Hi! I took the train and validation sets from DPR (https://arxiv.org/abs/2004.04906 / https://github.com/facebookresearch/DPR). I'll send you a message offline to discuss further.

jxmorris12 · 2024-03-20T01:20:12Z

Oh but I don't think table 2 is decoding from any length longer than training sequences. I train on sequences up to 128 and use those for testing too. I never test on embedded sequences of more than 128 tokens, but that sounds really interesting!

carriex · 2024-03-20T01:29:45Z

oh i see! is the results in table 2 reported for the model trained for OpenAI embeddings on MSMARCO dataset with a mixed of different sequence lengths (looking at below section) then?

thanks again!

jxmorris12 · 2024-03-20T01:42:20Z

yes, the MSMarco longer-sequence-length dataset included sequences from 1 to 128 tokens

carriex · 2024-04-16T19:10:31Z

Hi there!

I am trying to reproduce results for OpenAI model trained on MSMARCO (up to 128, last section in table 1). Is the below the correct command/model to run?

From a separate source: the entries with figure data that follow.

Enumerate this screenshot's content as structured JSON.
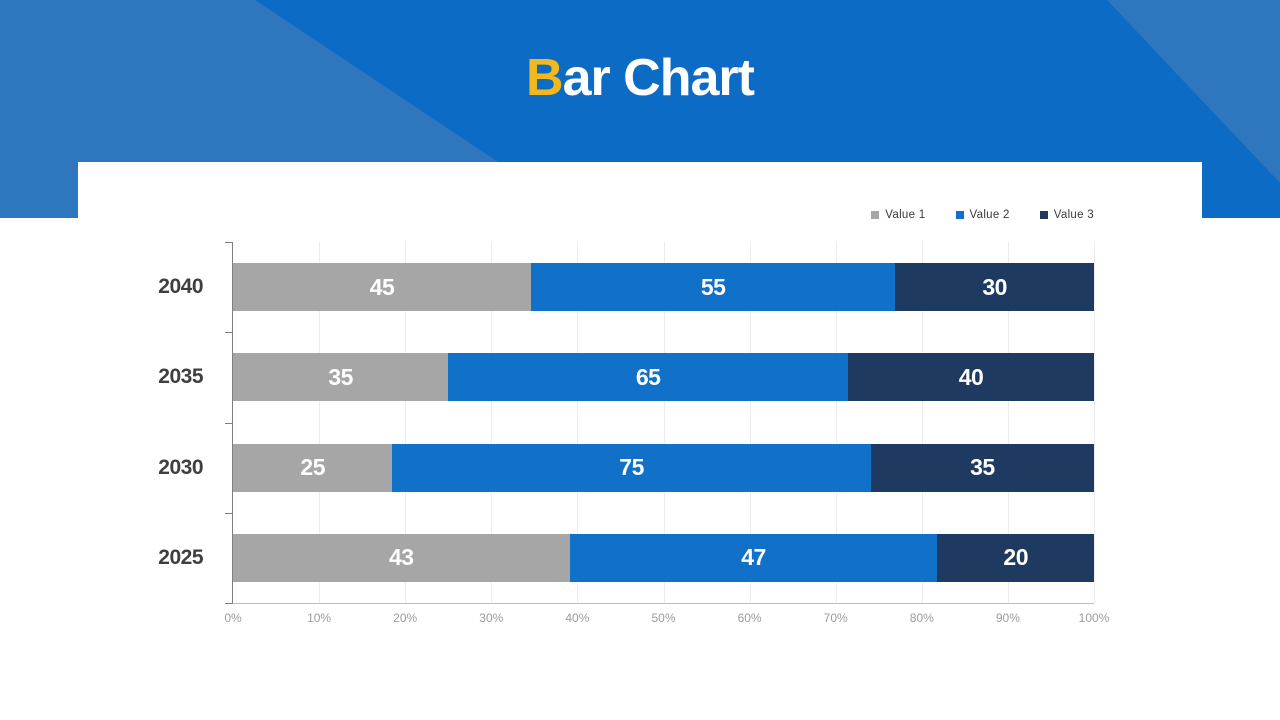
{
  "header": {
    "title_accent": "B",
    "title_rest": "ar Chart",
    "accent_color": "#F2B81D",
    "title_color": "#FFFFFF",
    "background_color": "#0C6BC5",
    "overlay_color": "#2E76BD"
  },
  "chart_data": {
    "type": "bar",
    "orientation": "horizontal",
    "stacked": true,
    "stacked_100_percent": true,
    "title": "Bar Chart",
    "categories": [
      "2040",
      "2035",
      "2030",
      "2025"
    ],
    "series": [
      {
        "name": "Value 1",
        "color": "#A6A6A6",
        "values": [
          45,
          35,
          25,
          43
        ]
      },
      {
        "name": "Value 2",
        "color": "#1170C8",
        "values": [
          55,
          65,
          75,
          47
        ]
      },
      {
        "name": "Value 3",
        "color": "#1E3A60",
        "values": [
          30,
          40,
          35,
          20
        ]
      }
    ],
    "x_axis": {
      "range": [
        0,
        100
      ],
      "tick_labels": [
        "0%",
        "10%",
        "20%",
        "30%",
        "40%",
        "50%",
        "60%",
        "70%",
        "80%",
        "90%",
        "100%"
      ]
    },
    "legend_position": "top-right",
    "grid": true,
    "data_labels_shown": true
  }
}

from vec2text import analyze_utils

experiment, trainer = analyze_utils.load_experiment_and_trainer_from_pretrained(
     "jxm/vec2text__openai_ada002__msmarco__msl128__corrector",
    use_less_data=-1 # use all data

)

train_datasets = experiment._load_train_dataset_uncached(
    model=trainer.model,
    tokenizer=trainer.tokenizer,
    embedder_tokenizer=trainer.embedder_tokenizer
)


trainer.args.per_device_eval_batch_size = 16
trainer.sequence_beam_width = 1
trainer.num_gen_recursive_steps = 20
trainer.evaluate(
    eval_dataset=train_datasets["validation"]
)

I am currently running into some error (hard-coded path not found, etc.), but wanted to make sure this is the right model / set-up to look at. Thanks!

jxmorris12 · 2024-04-17T22:06:32Z

Hi @carriex -- this looks right! I'm pretty sure that's the right model. Can you share the error with me? Or maybe we can work out of a Colab to get this figured out. Sorry for the hardcoded path; I'm not sure where it is but I will remove it for you!

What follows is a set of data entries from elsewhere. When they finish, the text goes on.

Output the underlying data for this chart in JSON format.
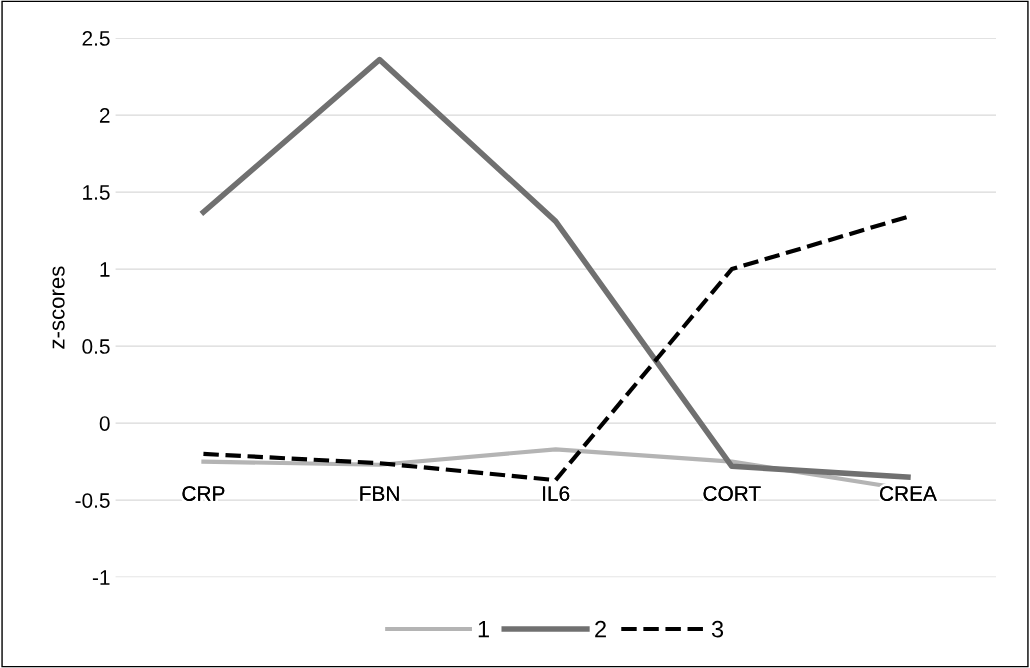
{
  "chart_data": {
    "type": "line",
    "ylabel": "z-scores",
    "categories": [
      "CRP",
      "FBN",
      "IL6",
      "CORT",
      "CREA"
    ],
    "series": [
      {
        "name": "1",
        "color": "#b4b4b4",
        "values": [
          -0.25,
          -0.27,
          -0.17,
          -0.25,
          -0.43
        ],
        "line_style": "solid"
      },
      {
        "name": "2",
        "color": "#707070",
        "values": [
          1.37,
          2.36,
          1.31,
          -0.28,
          -0.35
        ],
        "line_style": "solid"
      },
      {
        "name": "3",
        "color": "#000000",
        "values": [
          -0.2,
          -0.26,
          -0.37,
          1.0,
          1.34
        ],
        "line_style": "dashed"
      }
    ],
    "ylim": [
      -1,
      2.5
    ],
    "yticks": [
      -1,
      -0.5,
      0,
      0.5,
      1,
      1.5,
      2,
      2.5
    ],
    "grid": "y",
    "legend": "bottom",
    "marker": "none"
  }
}
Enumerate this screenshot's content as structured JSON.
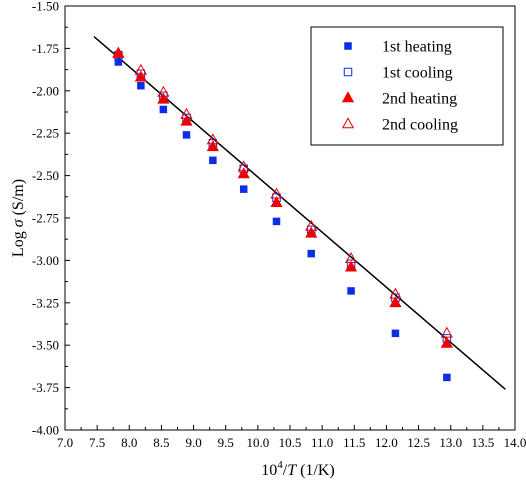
{
  "chart_data": {
    "type": "scatter",
    "title": "",
    "xlabel": {
      "prefix": "10",
      "sup": "4",
      "slash": "/",
      "var": "T",
      "unit": " (1/K)"
    },
    "ylabel": {
      "prefix": "Log ",
      "var": "σ",
      "unit": " (S/m)"
    },
    "xlim": [
      7.0,
      14.0
    ],
    "ylim": [
      -4.0,
      -1.5
    ],
    "xticks": [
      "7.0",
      "7.5",
      "8.0",
      "8.5",
      "9.0",
      "9.5",
      "10.0",
      "10.5",
      "11.0",
      "11.5",
      "12.0",
      "12.5",
      "13.0",
      "13.5",
      "14.0"
    ],
    "yticks": [
      "-1.50",
      "-1.75",
      "-2.00",
      "-2.25",
      "-2.50",
      "-2.75",
      "-3.00",
      "-3.25",
      "-3.50",
      "-3.75",
      "-4.00"
    ],
    "legend_position": "top-right",
    "series": [
      {
        "name": "1st heating",
        "marker": "square-filled",
        "color": "#0a2ee8",
        "x": [
          7.83,
          8.18,
          8.53,
          8.89,
          9.3,
          9.78,
          10.29,
          10.83,
          11.45,
          12.14,
          12.94
        ],
        "y": [
          -1.83,
          -1.97,
          -2.11,
          -2.26,
          -2.41,
          -2.58,
          -2.77,
          -2.96,
          -3.18,
          -3.43,
          -3.69
        ]
      },
      {
        "name": "1st cooling",
        "marker": "square-open",
        "color": "#0a2ee8",
        "x": [
          7.83,
          8.18,
          8.53,
          8.89,
          9.3,
          9.78,
          10.29,
          10.83,
          11.45,
          12.14,
          12.94
        ],
        "y": [
          -1.79,
          -1.9,
          -2.03,
          -2.16,
          -2.31,
          -2.46,
          -2.63,
          -2.82,
          -3.02,
          -3.22,
          -3.46
        ]
      },
      {
        "name": "2nd heating",
        "marker": "triangle-filled",
        "color": "#ee0000",
        "x": [
          7.83,
          8.18,
          8.53,
          8.89,
          9.3,
          9.78,
          10.29,
          10.83,
          11.45,
          12.14,
          12.94
        ],
        "y": [
          -1.78,
          -1.92,
          -2.05,
          -2.18,
          -2.33,
          -2.49,
          -2.66,
          -2.84,
          -3.04,
          -3.25,
          -3.49
        ]
      },
      {
        "name": "2nd cooling",
        "marker": "triangle-open",
        "color": "#ee0000",
        "x": [
          7.83,
          8.18,
          8.53,
          8.89,
          9.3,
          9.78,
          10.29,
          10.83,
          11.45,
          12.14,
          12.94
        ],
        "y": [
          -1.78,
          -1.88,
          -2.01,
          -2.14,
          -2.29,
          -2.45,
          -2.61,
          -2.8,
          -2.99,
          -3.2,
          -3.43
        ]
      }
    ],
    "fit_line": {
      "x": [
        7.45,
        13.85
      ],
      "y": [
        -1.68,
        -3.76
      ],
      "color": "#000000"
    }
  }
}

carriex · 2024-04-29T16:30:34Z

Sorry for the late reply! Here is a colab notebook showing the error.

jxmorris12 · 2024-04-29T18:47:29Z

Ok there was something weird with the pre-trained model from HuggingFace which I will look into. For now, I developed a workaround; here's some code that properly loads the hypothesizer model from its pre-trained checkpoint:

import torch

from vec2text.analyze_utils import args_from_config
from vec2text.models.config import InversionConfig
from vec2text.run_args import DataArguments, ModelArguments, TrainingArguments

from vec2text import experiments

def load_experiment_and_trainer_from_pretrained(name: str, use_less_data: int = 1000):
    config = InversionConfig.from_pretrained(name)
    model_args = args_from_config(ModelArguments, config)
    data_args = args_from_config(DataArguments, config)
    training_args = args_from_config(TrainingArguments, config)

    data_args.use_less_data = use_less_data
    #######################################################################
    from accelerate.state import PartialState

    training_args._n_gpu = 1 if torch.cuda.is_available() else 0  # Don't load in DDP
    training_args.bf16 = 0  # no bf16 in case no support from GPU
    training_args.local_rank = -1  # Don't load in DDP
    training_args.distributed_state = PartialState()
    training_args.deepspeed_plugin = None  # For backwards compatibility
    # training_args.dataloader_num_workers = 0  # no multiprocessing :)
    training_args.corrector_model_from_pretrained = "jxm/vec2text__openai_ada002__msmarco__msl128__hypothesizer"
    training_args.use_wandb = False
    training_args.report_to = []
    training_args.mock_embedder = False
    training_args.output_dir = "saves/" + name.replace("/", "__")
    ########################################################################

    experiment = experiments.experiment_from_args(
      model_args, 
      data_args, 
      training_args
    )
    trainer = experiment.load_trainer()
    trainer.model = trainer.model.__class__.from_pretrained(name)
    trainer.model.to(training_args.device)
    return experiment, trainer
  
experiment, trainer = load_experiment_and_trainer_from_pretrained(
    "jxm/vec2text__openai_ada002__msmarco__msl128__corrector",
    use_less_data=1000,

)

print(" >>>> test ")
train_datasets = experiment._load_train_dataset_uncached(
    model=trainer.model,
    tokenizer=trainer.tokenizer,
    embedder_tokenizer=trainer.embedder_tokenizer
)


print(" >>>> loaded datasets ")

trainer.args.per_device_eval_batch_size = 16
trainer.sequence_beam_width = 1
trainer.num_gen_recursive_steps = 50
trainer.evaluate(
    eval_dataset=train_datasets["validation"]
)

jxmorris12 · 2024-04-29T18:47:56Z

(The only line I changed was adding this:)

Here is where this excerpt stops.